Gemini-Cooperation. Quelle: Hapag-Lloyd
Gemini Cooperation soll am 1. Februar 2025 beginnen, aus 27 oder 29 Hochsee-Liniendiensten bestehen und bis zu 59 Dienste anbieten, darunter auch spezielle Shuttle-Dienste. Die Flotte der neuen Partnerschaft besteht aus mehr als 300 modernen und effizienten Schiffen, von denen viele bereits alternative Kraftstoffe verwenden können, mit einer Gesamtkapazität von bis zu 3,7 Millionen TEU.
Die Zusammenarbeit ist auf zwei Szenarien vorbereitet: die weitere Nutzung der alternativen Route zum Kap der Guten Hoffnung (Cape Network) oder eine Rückkehr über das Rote Meer (Suez Network), wenn die Route wieder ausreichend sicher sei, so Maersk in einer Erklärung.

Verbindungslinien der Gemini-Cooperation.
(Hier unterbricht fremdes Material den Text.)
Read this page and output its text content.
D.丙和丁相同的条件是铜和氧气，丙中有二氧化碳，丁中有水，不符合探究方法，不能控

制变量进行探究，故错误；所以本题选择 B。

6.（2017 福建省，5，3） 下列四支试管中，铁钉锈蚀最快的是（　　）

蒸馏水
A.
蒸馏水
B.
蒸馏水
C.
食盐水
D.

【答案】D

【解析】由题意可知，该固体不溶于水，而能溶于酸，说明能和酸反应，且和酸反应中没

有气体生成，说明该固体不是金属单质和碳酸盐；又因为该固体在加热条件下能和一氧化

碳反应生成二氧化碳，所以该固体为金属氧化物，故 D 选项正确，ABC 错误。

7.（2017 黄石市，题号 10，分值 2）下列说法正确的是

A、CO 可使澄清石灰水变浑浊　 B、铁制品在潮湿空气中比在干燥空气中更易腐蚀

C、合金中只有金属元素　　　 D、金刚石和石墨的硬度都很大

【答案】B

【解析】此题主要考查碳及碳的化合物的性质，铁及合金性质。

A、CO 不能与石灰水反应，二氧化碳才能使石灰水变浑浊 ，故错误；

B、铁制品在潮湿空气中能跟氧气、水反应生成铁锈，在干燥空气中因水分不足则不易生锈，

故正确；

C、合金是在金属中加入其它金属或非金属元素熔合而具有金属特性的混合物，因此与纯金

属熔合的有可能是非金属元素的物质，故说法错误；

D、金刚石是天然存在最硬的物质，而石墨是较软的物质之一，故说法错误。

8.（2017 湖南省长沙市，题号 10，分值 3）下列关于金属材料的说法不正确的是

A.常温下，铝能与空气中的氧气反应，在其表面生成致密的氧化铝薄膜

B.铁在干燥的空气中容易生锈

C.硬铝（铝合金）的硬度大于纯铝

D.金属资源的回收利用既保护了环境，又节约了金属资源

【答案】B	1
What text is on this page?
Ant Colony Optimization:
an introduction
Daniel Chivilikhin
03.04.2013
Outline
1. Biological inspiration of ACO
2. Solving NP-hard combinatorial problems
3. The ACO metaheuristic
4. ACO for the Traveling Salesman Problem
Quelle: Hapag-Lloyd
Im Rahmen ihrer Beteiligung an der Gemini-Kooperation wird Hapag-Lloyd Ende Januar 2025 aus der „The Alliance“ ausscheiden, zeitgleich mit der Beendigung des „2M“-Konsortiums durch Maersk und MSC.
Dazu passt auch die Nachricht des NDR, dass Hapag-Lloyd zusammen mit seinem dänischen Kooperationspartner Maersk im kommenden Jahr etwas seltener den Hamburger Hafen anlaufen wird. Statt bisher sieben sollen ab Februar 2025 nur noch sechs große Liniendienste nach Hamburg kommen. Dafür soll die Hansestadt zukünftig ein zentraler Hafen für den Handel mit Nordamerika werden.